Stane shakes his head sorrowfully. "I'm so sorry, Howard," he murmurs. "It's my fault. When Maria went under I let Jarvis take Tony out if the house. If I had known someone was after him -"

"It wasn't an accident?" Howard interrupts, voice rising. He leans forward, tugging the newspaper off the table and into his lap. Several more pages drift to the floor. "The article doesn't say anything -"

"Because there's no proof," Stane snaps. He presses his palms on the desk. "But the way it happened, how the collision was set up to kill everyone in the car... it wasn't an accident. Hell," he barks a bitter laugh, "the bodies are so badly mangled we couldn't tell who they were, in both cars."

"Christ," Howard breathes. Stane deflates.

"The police are looking into it," he finishes. "Hopefully they'll have news on the attackers soon."

Another painful silence. Stane's hand inches toward his pen.

"Do you know what I was going to tell Tony this evening?"

"...no."

"I was going to tell him," says Howard, in an impossibly soft tone, "that we found the ship Rogers went down in. My team pulled it out of the ice. I was going -" he swallows, takes a deep breath, "going to ask if he wanted to check it out with me.

"He would've loved it."

"He would have," agrees Stane. "I'm so -"

"Don't." The other man slowly gets to his feet. His back creaks with the motion; he looks aged far beyond his years. Stane carefully averts his gaze as Howard snatches up a few tissues and wipes at his face. "I'm going to visit my wife," he says, "and then I'm going to call Peggy."

"Peggy?" Stane echoes. "Peggy Carter? You haven't spoken to her since the sixties."

Stark's mouth quirks up in a humorless smile. He reaches the door. "She offered me her resources and time to make a decision. It's time to take her up on that offer."

"You can't be serious," Stane says, incredulous. "That SSR bullshit?"

"Obie, please. Don't question me on this."

"Howard," Stane begins, but his friend is already gone.

**8**

This man isn't the masked man.

He smiles down at the boy, the one who doesn't know his own name, from high up. It's because the boy is on the floor, he realizes, and the bearded man is standing up.

He's very tall.

"Hello, Tony," says the bearded man.

"Who are you?" asks the boy, who must be Tony. He's not sure how much he likes that name, but it seems to fit. The man's smile widens.

"You may call me Obie, or Sir," he replies, and Tony wonders why he gets two names.

"Hello, Obie," he says, testing. The man's - Obie's - smile flickers, and he decides he made the wrong choice. "Sir."

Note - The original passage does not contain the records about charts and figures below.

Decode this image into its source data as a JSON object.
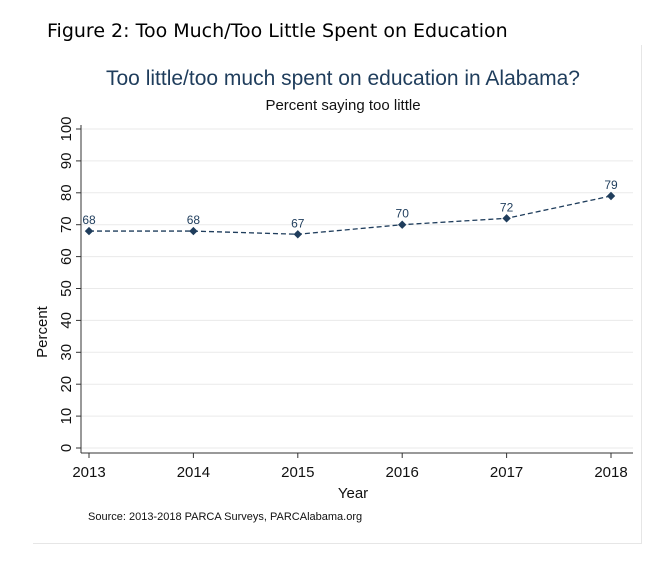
{
  "figure_heading": "Figure 2: Too Much/Too Little Spent on Education",
  "chart_data": {
    "type": "line",
    "title": "Too little/too much spent on education in Alabama?",
    "subtitle": "Percent saying too little",
    "xlabel": "Year",
    "ylabel": "Percent",
    "categories": [
      "2013",
      "2014",
      "2015",
      "2016",
      "2017",
      "2018"
    ],
    "series": [
      {
        "values": [
          68,
          68,
          67,
          70,
          72,
          79
        ]
      }
    ],
    "data_labels": [
      "68",
      "68",
      "67",
      "70",
      "72",
      "79"
    ],
    "y_ticks": [
      "0",
      "10",
      "20",
      "30",
      "40",
      "50",
      "60",
      "70",
      "80",
      "90",
      "100"
    ],
    "ylim": [
      0,
      100
    ],
    "grid": true,
    "line_style": "dashed",
    "marker": "diamond",
    "color": "#1f3d5c",
    "source": "Source: 2013-2018 PARCA Surveys, PARCAlabama.org"
  }
}
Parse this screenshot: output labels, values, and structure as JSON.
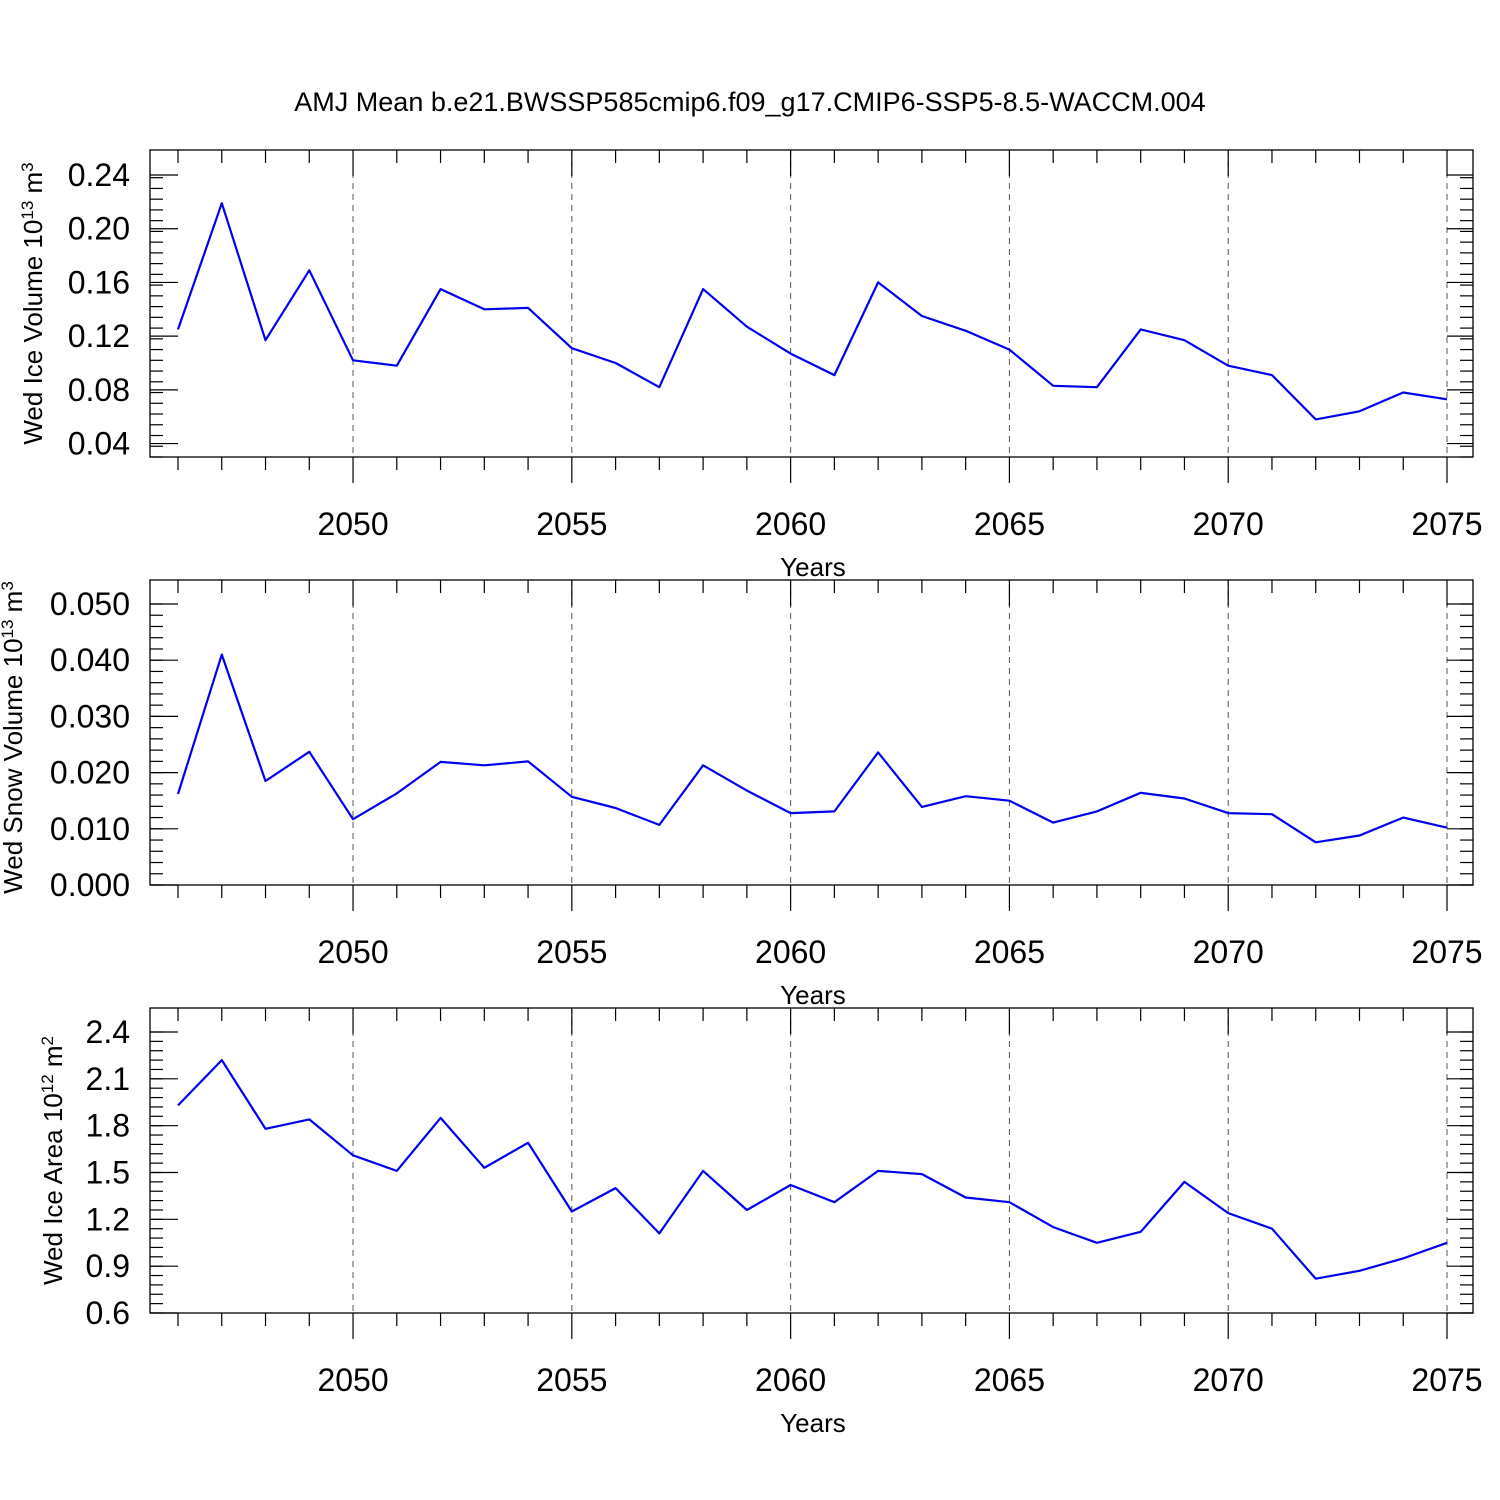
{
  "title": "AMJ Mean b.e21.BWSSP585cmip6.f09_g17.CMIP6-SSP5-8.5-WACCM.004",
  "line_color": "#0000ee",
  "chart_data": [
    {
      "type": "line",
      "name_key": "ice-volume",
      "ylabel": "Wed Ice Volume 10",
      "ylabel_exp": "13",
      "ylabel_unit": " m",
      "ylabel_unit_exp": "3",
      "xlabel": "Years",
      "xlim": [
        2046,
        2075
      ],
      "ylim": [
        0.03,
        0.24
      ],
      "yticks": [
        0.04,
        0.08,
        0.12,
        0.16,
        0.2,
        0.24
      ],
      "ytick_labels": [
        "0.04",
        "0.08",
        "0.12",
        "0.16",
        "0.20",
        "0.24"
      ],
      "xticks": [
        2050,
        2055,
        2060,
        2065,
        2070,
        2075
      ],
      "xtick_labels": [
        "2050",
        "2055",
        "2060",
        "2065",
        "2070",
        "2075"
      ],
      "grid": true,
      "x": [
        2046,
        2047,
        2048,
        2049,
        2050,
        2051,
        2052,
        2053,
        2054,
        2055,
        2056,
        2057,
        2058,
        2059,
        2060,
        2061,
        2062,
        2063,
        2064,
        2065,
        2066,
        2067,
        2068,
        2069,
        2070,
        2071,
        2072,
        2073,
        2074,
        2075
      ],
      "values": [
        0.125,
        0.219,
        0.117,
        0.169,
        0.102,
        0.098,
        0.155,
        0.14,
        0.141,
        0.111,
        0.1,
        0.082,
        0.155,
        0.127,
        0.107,
        0.091,
        0.16,
        0.135,
        0.124,
        0.11,
        0.083,
        0.082,
        0.125,
        0.117,
        0.098,
        0.091,
        0.058,
        0.064,
        0.078,
        0.073
      ]
    },
    {
      "type": "line",
      "name_key": "snow-volume",
      "ylabel": "Wed Snow Volume 10",
      "ylabel_exp": "13",
      "ylabel_unit": " m",
      "ylabel_unit_exp": "3",
      "xlabel": "Years",
      "xlim": [
        2046,
        2075
      ],
      "ylim": [
        0.0,
        0.05
      ],
      "yticks": [
        0.0,
        0.01,
        0.02,
        0.03,
        0.04,
        0.05
      ],
      "ytick_labels": [
        "0.000",
        "0.010",
        "0.020",
        "0.030",
        "0.040",
        "0.050"
      ],
      "xticks": [
        2050,
        2055,
        2060,
        2065,
        2070,
        2075
      ],
      "xtick_labels": [
        "2050",
        "2055",
        "2060",
        "2065",
        "2070",
        "2075"
      ],
      "grid": true,
      "x": [
        2046,
        2047,
        2048,
        2049,
        2050,
        2051,
        2052,
        2053,
        2054,
        2055,
        2056,
        2057,
        2058,
        2059,
        2060,
        2061,
        2062,
        2063,
        2064,
        2065,
        2066,
        2067,
        2068,
        2069,
        2070,
        2071,
        2072,
        2073,
        2074,
        2075
      ],
      "values": [
        0.0162,
        0.041,
        0.0185,
        0.0237,
        0.0117,
        0.0163,
        0.0219,
        0.0213,
        0.022,
        0.0157,
        0.0137,
        0.0107,
        0.0213,
        0.0168,
        0.0128,
        0.0131,
        0.0236,
        0.0139,
        0.0158,
        0.015,
        0.0111,
        0.0131,
        0.0164,
        0.0154,
        0.0128,
        0.0126,
        0.0076,
        0.0088,
        0.012,
        0.0102
      ]
    },
    {
      "type": "line",
      "name_key": "ice-area",
      "ylabel": "Wed Ice Area 10",
      "ylabel_exp": "12",
      "ylabel_unit": " m",
      "ylabel_unit_exp": "2",
      "xlabel": "Years",
      "xlim": [
        2046,
        2075
      ],
      "ylim": [
        0.6,
        2.4
      ],
      "yticks": [
        0.6,
        0.9,
        1.2,
        1.5,
        1.8,
        2.1,
        2.4
      ],
      "ytick_labels": [
        "0.6",
        "0.9",
        "1.2",
        "1.5",
        "1.8",
        "2.1",
        "2.4"
      ],
      "xticks": [
        2050,
        2055,
        2060,
        2065,
        2070,
        2075
      ],
      "xtick_labels": [
        "2050",
        "2055",
        "2060",
        "2065",
        "2070",
        "2075"
      ],
      "grid": true,
      "x": [
        2046,
        2047,
        2048,
        2049,
        2050,
        2051,
        2052,
        2053,
        2054,
        2055,
        2056,
        2057,
        2058,
        2059,
        2060,
        2061,
        2062,
        2063,
        2064,
        2065,
        2066,
        2067,
        2068,
        2069,
        2070,
        2071,
        2072,
        2073,
        2074,
        2075
      ],
      "values": [
        1.93,
        2.22,
        1.78,
        1.84,
        1.61,
        1.51,
        1.85,
        1.53,
        1.69,
        1.25,
        1.4,
        1.11,
        1.51,
        1.26,
        1.42,
        1.31,
        1.51,
        1.49,
        1.34,
        1.31,
        1.15,
        1.05,
        1.12,
        1.44,
        1.24,
        1.14,
        0.82,
        0.87,
        0.95,
        1.05
      ]
    }
  ]
}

"Good boy," says Obie approvingly. "Now, get up." When Tony doesn't immediately stand, he waves a hand. "Up. Now."

As Tony finds his feet and stands, he wonders what happened to the masked man.

**8**

"Wait," asks Tony, and there's fire everywhere, smoke in the air and burns on his skin. The man with the mask reaches towards him.

"We must hurry," he says in a monotone. "Come here."

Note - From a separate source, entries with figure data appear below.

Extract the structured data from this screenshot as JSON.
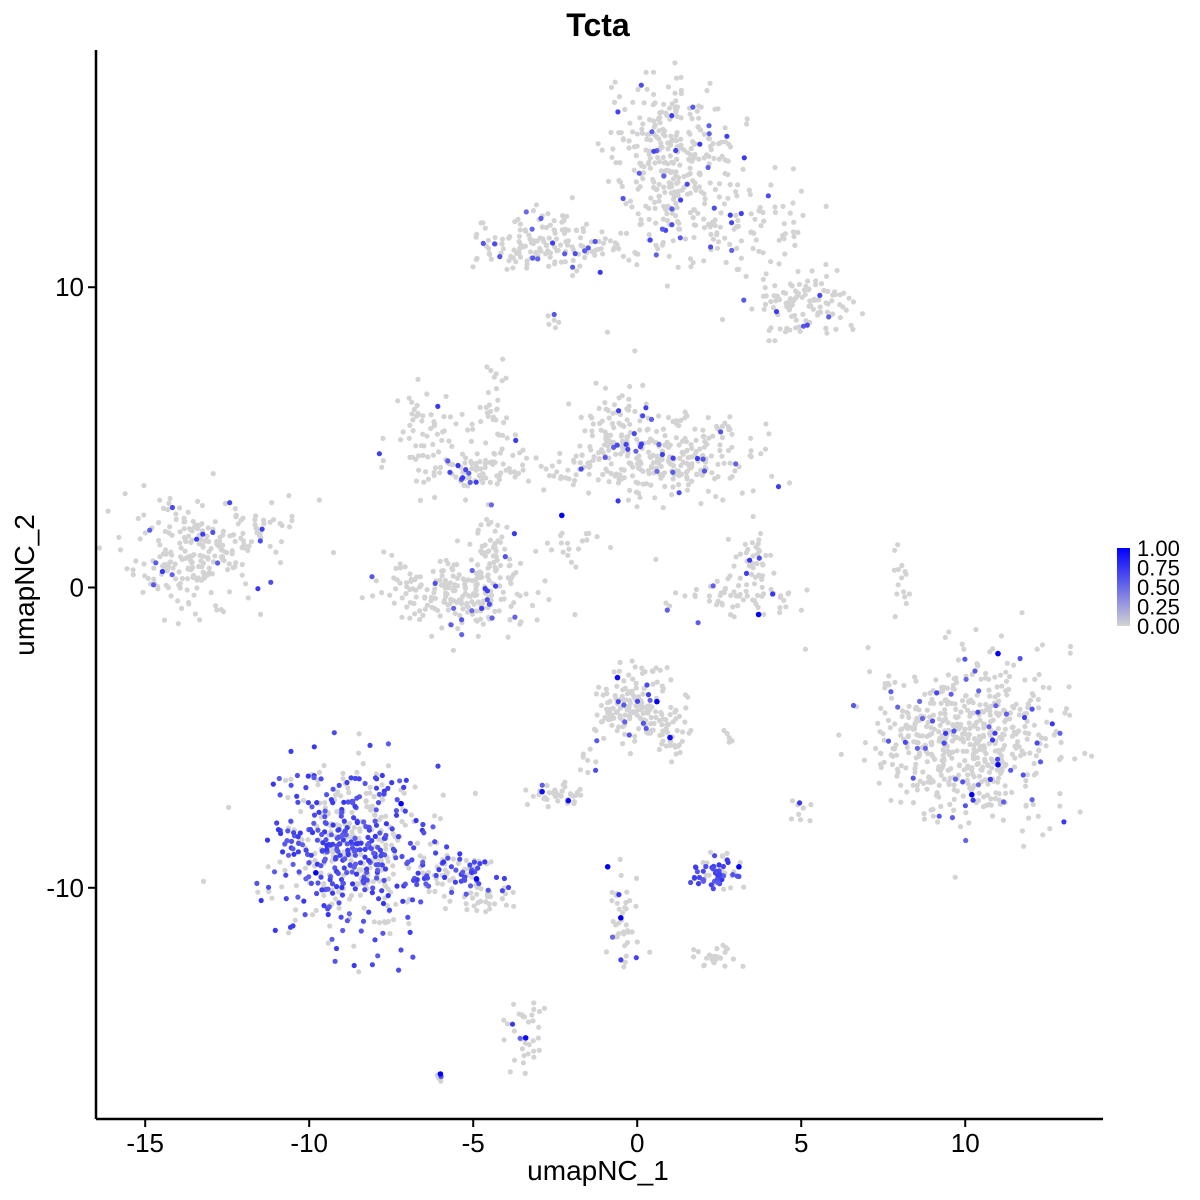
{
  "chart_data": {
    "type": "scatter",
    "title": "Tcta",
    "xlabel": "umapNC_1",
    "ylabel": "umapNC_2",
    "xlim": [
      -16.5,
      14.2
    ],
    "ylim": [
      -17.7,
      17.9
    ],
    "x_ticks": [
      -15,
      -10,
      -5,
      0,
      5,
      10
    ],
    "x_tick_labels": [
      "-15",
      "-10",
      "-5",
      "0",
      "5",
      "10"
    ],
    "y_ticks": [
      -10,
      0,
      10
    ],
    "y_tick_labels": [
      "-10",
      "0",
      "10"
    ],
    "grid": false,
    "legend_position": "right",
    "color_scale": {
      "low_color": "#d3d3d3",
      "high_color": "#0000ff",
      "min": 0,
      "max": 1,
      "ticks": [
        1.0,
        0.75,
        0.5,
        0.25,
        0.0
      ],
      "tick_labels": [
        "1.00",
        "0.75",
        "0.50",
        "0.25",
        "0.00"
      ]
    },
    "clusters": [
      {
        "cx": -13.5,
        "cy": 1.1,
        "sx": 1.0,
        "sy": 0.9,
        "n": 230
      },
      {
        "cx": -11.5,
        "cy": 1.9,
        "sx": 0.5,
        "sy": 0.5,
        "n": 30
      },
      {
        "cx": -8.8,
        "cy": -8.6,
        "sx": 1.1,
        "sy": 1.4,
        "n": 560
      },
      {
        "cx": -5.6,
        "cy": -9.6,
        "sx": 0.9,
        "sy": 0.4,
        "n": 90
      },
      {
        "cx": -4.6,
        "cy": -10.3,
        "sx": 0.5,
        "sy": 0.3,
        "n": 30
      },
      {
        "cx": -3.4,
        "cy": -14.7,
        "sx": 0.25,
        "sy": 0.6,
        "n": 35
      },
      {
        "cx": -6.0,
        "cy": -16.3,
        "sx": 0.1,
        "sy": 0.1,
        "n": 5
      },
      {
        "cx": -6.4,
        "cy": 5.1,
        "sx": 0.6,
        "sy": 0.7,
        "n": 60
      },
      {
        "cx": -5.0,
        "cy": 3.9,
        "sx": 1.0,
        "sy": 0.3,
        "n": 80
      },
      {
        "cx": -4.5,
        "cy": 5.5,
        "sx": 0.3,
        "sy": 1.0,
        "n": 40
      },
      {
        "cx": -5.2,
        "cy": -0.1,
        "sx": 1.2,
        "sy": 0.6,
        "n": 230
      },
      {
        "cx": -4.4,
        "cy": 1.5,
        "sx": 0.4,
        "sy": 0.9,
        "n": 50
      },
      {
        "cx": -3.0,
        "cy": 11.5,
        "sx": 1.0,
        "sy": 0.5,
        "n": 140
      },
      {
        "cx": -0.7,
        "cy": 11.2,
        "sx": 0.8,
        "sy": 0.2,
        "n": 30
      },
      {
        "cx": 1.1,
        "cy": 14.2,
        "sx": 0.9,
        "sy": 1.4,
        "n": 340
      },
      {
        "cx": 3.3,
        "cy": 12.0,
        "sx": 1.0,
        "sy": 0.8,
        "n": 90
      },
      {
        "cx": 5.1,
        "cy": 9.4,
        "sx": 0.8,
        "sy": 0.5,
        "n": 110
      },
      {
        "cx": -2.6,
        "cy": 8.9,
        "sx": 0.1,
        "sy": 0.2,
        "n": 6
      },
      {
        "cx": -0.7,
        "cy": 5.2,
        "sx": 0.5,
        "sy": 1.0,
        "n": 90
      },
      {
        "cx": 1.2,
        "cy": 4.3,
        "sx": 1.2,
        "sy": 0.6,
        "n": 240
      },
      {
        "cx": -1.8,
        "cy": 3.9,
        "sx": 0.7,
        "sy": 0.4,
        "n": 40
      },
      {
        "cx": -2.0,
        "cy": 1.3,
        "sx": 0.6,
        "sy": 0.4,
        "n": 20
      },
      {
        "cx": 3.4,
        "cy": -0.4,
        "sx": 0.9,
        "sy": 0.3,
        "n": 60
      },
      {
        "cx": 3.5,
        "cy": 0.8,
        "sx": 0.3,
        "sy": 0.6,
        "n": 40
      },
      {
        "cx": 8.0,
        "cy": 0.3,
        "sx": 0.15,
        "sy": 0.5,
        "n": 15
      },
      {
        "cx": 0.0,
        "cy": -4.0,
        "sx": 0.6,
        "sy": 0.7,
        "n": 170
      },
      {
        "cx": 1.1,
        "cy": -5.0,
        "sx": 0.2,
        "sy": 0.4,
        "n": 30
      },
      {
        "cx": -2.5,
        "cy": -6.9,
        "sx": 0.4,
        "sy": 0.25,
        "n": 40
      },
      {
        "cx": -1.6,
        "cy": -5.9,
        "sx": 0.2,
        "sy": 0.3,
        "n": 8
      },
      {
        "cx": 2.4,
        "cy": -9.5,
        "sx": 0.4,
        "sy": 0.3,
        "n": 60
      },
      {
        "cx": -0.5,
        "cy": -11.0,
        "sx": 0.25,
        "sy": 1.0,
        "n": 40
      },
      {
        "cx": 2.3,
        "cy": -12.3,
        "sx": 0.4,
        "sy": 0.2,
        "n": 25
      },
      {
        "cx": 5.0,
        "cy": -7.4,
        "sx": 0.2,
        "sy": 0.2,
        "n": 10
      },
      {
        "cx": 2.8,
        "cy": -5.0,
        "sx": 0.2,
        "sy": 0.1,
        "n": 5
      },
      {
        "cx": 10.2,
        "cy": -5.0,
        "sx": 1.5,
        "sy": 1.4,
        "n": 560
      },
      {
        "cx": 8.8,
        "cy": -4.8,
        "sx": 0.5,
        "sy": 0.5,
        "n": 40
      }
    ],
    "highlights": [
      {
        "x": -9.8,
        "y": -9.5,
        "v": 1.0
      },
      {
        "x": -7.2,
        "y": -7.2,
        "v": 1.0
      },
      {
        "x": -4.9,
        "y": -9.7,
        "v": 1.0
      },
      {
        "x": -3.4,
        "y": -15.0,
        "v": 0.95
      },
      {
        "x": -6.0,
        "y": -16.2,
        "v": 1.0
      },
      {
        "x": -2.9,
        "y": -6.8,
        "v": 0.95
      },
      {
        "x": -2.1,
        "y": -7.1,
        "v": 0.95
      },
      {
        "x": -2.3,
        "y": 2.4,
        "v": 1.0
      },
      {
        "x": -0.9,
        "y": -9.3,
        "v": 1.0
      },
      {
        "x": -0.5,
        "y": -11.0,
        "v": 1.0
      },
      {
        "x": -0.6,
        "y": -3.0,
        "v": 0.95
      },
      {
        "x": 0.6,
        "y": -3.8,
        "v": 1.0
      },
      {
        "x": 1.0,
        "y": -5.0,
        "v": 0.95
      },
      {
        "x": 3.1,
        "y": -9.3,
        "v": 1.0
      },
      {
        "x": 3.7,
        "y": -0.9,
        "v": 1.0
      },
      {
        "x": 10.2,
        "y": -6.9,
        "v": 1.0
      },
      {
        "x": 11.0,
        "y": -2.2,
        "v": 1.0
      },
      {
        "x": 11.0,
        "y": -5.9,
        "v": 1.0
      }
    ]
  }
}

"But what about -?" says Tony. A shadow passes over the stranger's face that has nothing to do with the cloudy sky.

"It's too late," he replies, with a modicum of gentleness. "Please come."

"Too late?" Tony repeats, and he feels the burn of the fire and the chill of the metal biting into his skin but really he feels nothing at all. "But he's in the front seat -"

"Don't look," snaps the man, and Tony stills. He comes closer, long hair brushing by the flames yet not catching. "Just - the car's about to blow. Let's go."

"Help - instead."

"I can't."

"Why not!"

A gloved hand clamps onto his injured arm. "I was ordered to save you."

Tony tugs away. "By who?"

The terrible blankness in the man's eyes fades away, replaced by a dark look full of horrors Tony has to look away from. "You really don't want to know."